Northwest Forum Annual Meeting
Sep 15, 2008
More information and agenda here

Audition aka Competition
Sep 16 - Sep 17, 2008
(Miloš Forman, Czechoslovakia, 1963, 35mm, 77 min)
New 35mm print!
Forman’s rarely screened early film is composed of two short films: Audition and If There Were No Music. The former is about Czech provincial life and amateur music–making and is considered one of the films that launched the Czech New Wave. The second is a faux documentary of several talent auditions, providing a snapshot of Czech life in the Bohemian 1960s. The pair are set to a stirring soundtrack of Czech pop, folk, and classical music.

Black Peter
Sep 16 - Sep 17, 2008
(Miloš Forman, Czechoslovakia, 1964, 35mm, 85 min)
New 35mm print!
Miloš Forman’s first fully fictional feature is a funny, astutely observed, affectionate comedy about a disenchanted 1960s Czech teenager. Peter works as a trainee supermarket detective, clashes with his conservative father, and pines for the local tomboy. Forman employed non–professional actors, improvisation, and real locations to breathe new life into Czech cinema, and this charming, anti–authoritarian movie won the Czechoslovak Film Critics’ prize.

Doxita
Sep 18, 2008
Doxita is a traveling festival of documentary films that are under 40 minutes in length. The program, comprised of approximately two hours of film, represents a wide variety of documentary designed to profile the great content and artistic vision that non–fiction short films provide, but that people don’t often get a chance to see. The festival includes Martin Thomas (A film about one´s man´s painful journey to stop his stammer, UK/Wales, by Dylan Wyn Thomas, 31 minutes); The Guarantee (A tale told through animated drawings of one man´s consideration of plastic surgery to help his ballet career, USA, by Jesse Epstein, 10 minutes); Cross Your Eyes, Keep Them Wide (An invitation into a special workspace for artists with development disabilities; USA, by Ben Wu, 23 minutes); El Cerco (A breathtaking look at tuna fishing in the Mediterranean, Spain, by Ricardo Iscar/Nacho Martin, 12 minutes); and Vángelo Monzón (An inside look at a man who has been making bricks in Argentina since he was a boy, Sweden, by Andréas Lennartsson, 8 minutes), among others.

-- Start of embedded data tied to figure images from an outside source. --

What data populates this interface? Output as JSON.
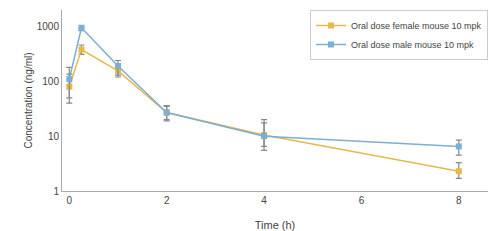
{
  "chart_data": {
    "type": "line",
    "x": [
      0,
      0.25,
      1,
      2,
      4,
      8
    ],
    "series": [
      {
        "name": "Oral dose female mouse 10 mpk",
        "color": "#E8B84B",
        "marker": "square",
        "values": [
          80,
          380,
          155,
          27,
          10.5,
          2.3
        ],
        "error_low": [
          30,
          70,
          35,
          7,
          4,
          0.6
        ],
        "error_high": [
          55,
          80,
          40,
          8,
          7,
          1.0
        ]
      },
      {
        "name": "Oral dose male mouse 10 mpk",
        "color": "#7BAFD4",
        "marker": "square",
        "values": [
          110,
          950,
          190,
          27,
          10,
          6.5
        ],
        "error_low": [
          70,
          110,
          60,
          8,
          4.5,
          2.0
        ],
        "error_high": [
          70,
          1,
          50,
          9,
          10,
          2.0
        ]
      }
    ],
    "xlabel": "Time (h)",
    "ylabel": "Concentration (ng/ml)",
    "xlim": [
      -0.15,
      8.6
    ],
    "ylim": [
      1,
      2000
    ],
    "xticks": [
      0,
      2,
      4,
      6,
      8
    ],
    "yticks": [
      1,
      10,
      100,
      1000
    ],
    "log": "y",
    "grid": false,
    "legend": "upper right"
  }
}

The Universe of Keith Haring
Sponsored by THE HIDEOUT BAR and HENRY ART GALLERY
Sep 19 - Sep 25, 2008
(Christina Clausen, USA, 2007, digiBETA, 90 min)
The creator of some of the most popular and enduring images of late 20th Century art, Keith Haring was also an iconic figure of the downtown New York scene in the ’80s. Christina Clausen’s documentary offers an affectionate, deeply personal glimpse into Haring’s life.